The principles of effective budgeting are simple: if you can’t afford it, don’t buy it. If you have to go over your budget, know how you will get back to break even. If you have to make a reduction, everyone should contribute to managing the cuts. Those who start with the largest share, should make the largest cuts.
We all know that to stave off the worst impacts of climate change, we have to cut carbon emissions. To reach net zero by 2050, the government has set legally binding caps on the amount of greenhouse gases to be emitted in the UK over a series of five-year periods. This is referred to as the carbon budget.
The UK caps are reflected in local authority targets. Waverley Borough Council’s aim to reach net zero by 2050 requires a minimum year-on-year reduction in carbon emissions of 13.4%. Councillors have also set a more challenging, and arguably very necessary target to achieve net zero by 2030. This needs a 27% year-on-year reduction in carbon emissions.
There is no point any of us hoping that someone else will make those reductions, so that we don’t have to. Equally, we need to get into the mindset that anyone who chooses to maintain a high carbon lifestyle is effectively seeing themselves as somehow more entitled to a greater share of the carbon budget than other people. This argument works globally as well as locally, and is a cause of climate injustice.
An easy example to illustrate climate injustice is flying. If you take a return flight from London to New York, you will use roughly the same amount of the global carbon budget as the average person living in Ghana uses in one year. That is an injustice. The injustice is compounded further because Ghanaians suffer more through climate change than we do, despite their lower personal impact. Ghanaians are experiencing increased droughts, raised temperatures and extreme weather events. These are causing food and water insecurity.
We have a moral duty, as people with high carbon lifestyles, to lower significantly the amount of the carbon budget we claim for ourselves in the choices we make. Not least of these is in how we travel.
Switching from flying to train travel, for example, has a dramatic impact. Train journeys from London to places such as Edinburgh, Paris or Madrid use around 75% less of the carbon budget than flights to the same destinations.
Our choice of car is also crucial. Typically, if you choose to buy a new, small hatchback, you will use around 6 to 10 tonnes of the carbon budget in its manufacture. If you choose to buy a new, large SUV, you are claiming a whopping 35 tonnes of the carbon budget for yourself. Then, once you have bought a large vehicle, whether it is powered by petrol, diesel, hybrid or electricity, because of its size and weight, it will use about 14% more energy to drive than a smaller, medium sized, similarly powered car. We have to ask the (rhetorical) question. Is that fair?

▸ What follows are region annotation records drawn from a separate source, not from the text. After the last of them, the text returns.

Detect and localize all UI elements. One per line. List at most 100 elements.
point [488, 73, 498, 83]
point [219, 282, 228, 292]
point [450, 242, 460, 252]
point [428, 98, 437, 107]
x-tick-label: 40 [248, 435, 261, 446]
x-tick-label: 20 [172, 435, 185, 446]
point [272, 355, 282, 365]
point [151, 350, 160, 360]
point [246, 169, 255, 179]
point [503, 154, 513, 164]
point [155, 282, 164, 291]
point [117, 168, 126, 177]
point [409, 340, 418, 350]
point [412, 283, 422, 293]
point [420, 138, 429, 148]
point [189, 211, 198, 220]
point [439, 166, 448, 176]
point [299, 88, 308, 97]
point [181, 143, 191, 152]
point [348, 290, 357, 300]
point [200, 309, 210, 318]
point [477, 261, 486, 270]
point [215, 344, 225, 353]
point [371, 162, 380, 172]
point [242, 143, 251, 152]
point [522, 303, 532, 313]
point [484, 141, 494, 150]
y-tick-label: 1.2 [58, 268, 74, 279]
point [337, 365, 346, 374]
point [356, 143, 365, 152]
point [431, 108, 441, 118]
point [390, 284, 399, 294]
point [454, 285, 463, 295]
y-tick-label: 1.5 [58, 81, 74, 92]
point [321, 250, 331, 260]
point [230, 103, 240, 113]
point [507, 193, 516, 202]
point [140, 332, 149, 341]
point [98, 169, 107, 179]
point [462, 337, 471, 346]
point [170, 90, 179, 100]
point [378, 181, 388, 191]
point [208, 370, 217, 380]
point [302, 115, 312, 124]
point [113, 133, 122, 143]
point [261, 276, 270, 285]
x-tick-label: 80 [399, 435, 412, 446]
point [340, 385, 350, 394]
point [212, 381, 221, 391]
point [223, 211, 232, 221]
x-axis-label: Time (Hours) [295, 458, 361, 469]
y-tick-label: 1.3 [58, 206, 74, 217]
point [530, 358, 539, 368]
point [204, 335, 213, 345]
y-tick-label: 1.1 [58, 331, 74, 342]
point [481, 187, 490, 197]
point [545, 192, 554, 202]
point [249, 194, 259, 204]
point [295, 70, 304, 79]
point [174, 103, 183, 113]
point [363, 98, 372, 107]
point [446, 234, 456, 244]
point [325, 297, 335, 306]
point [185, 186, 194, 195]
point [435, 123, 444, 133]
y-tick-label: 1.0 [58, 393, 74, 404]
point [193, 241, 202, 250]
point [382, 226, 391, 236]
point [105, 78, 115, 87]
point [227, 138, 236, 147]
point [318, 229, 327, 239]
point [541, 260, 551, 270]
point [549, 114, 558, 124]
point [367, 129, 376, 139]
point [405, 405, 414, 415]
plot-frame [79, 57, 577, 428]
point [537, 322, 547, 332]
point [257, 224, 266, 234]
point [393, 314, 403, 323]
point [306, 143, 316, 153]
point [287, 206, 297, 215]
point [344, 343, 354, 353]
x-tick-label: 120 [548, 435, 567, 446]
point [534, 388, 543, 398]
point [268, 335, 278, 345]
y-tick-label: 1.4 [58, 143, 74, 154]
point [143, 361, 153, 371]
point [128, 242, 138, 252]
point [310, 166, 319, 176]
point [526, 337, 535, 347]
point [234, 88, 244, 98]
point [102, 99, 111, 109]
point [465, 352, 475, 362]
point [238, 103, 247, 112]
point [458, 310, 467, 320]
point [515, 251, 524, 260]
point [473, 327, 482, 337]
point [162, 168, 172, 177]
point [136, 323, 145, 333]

When What Next? volunteers talk to people on the streets, we are often told that the UK is doing well in reducing carbon emissions and that other countries need to do more. It is true that carbon emissions in the UK are reducing and that arguably some other countries need to do more. However, that is no reason for us not to minimise, in line with national and Waverley targets, our personal consumption of the carbon budget.
We have to be realistic about what further damage the environment can sustain. We have to acknowledge that in the UK we use substantially more of the carbon budget than most countries whose populations suffer much more than we do from the impact of climate change. We have to act now and make responsible choices as individuals, as fellow Waverley residents, and as UK and global citizens.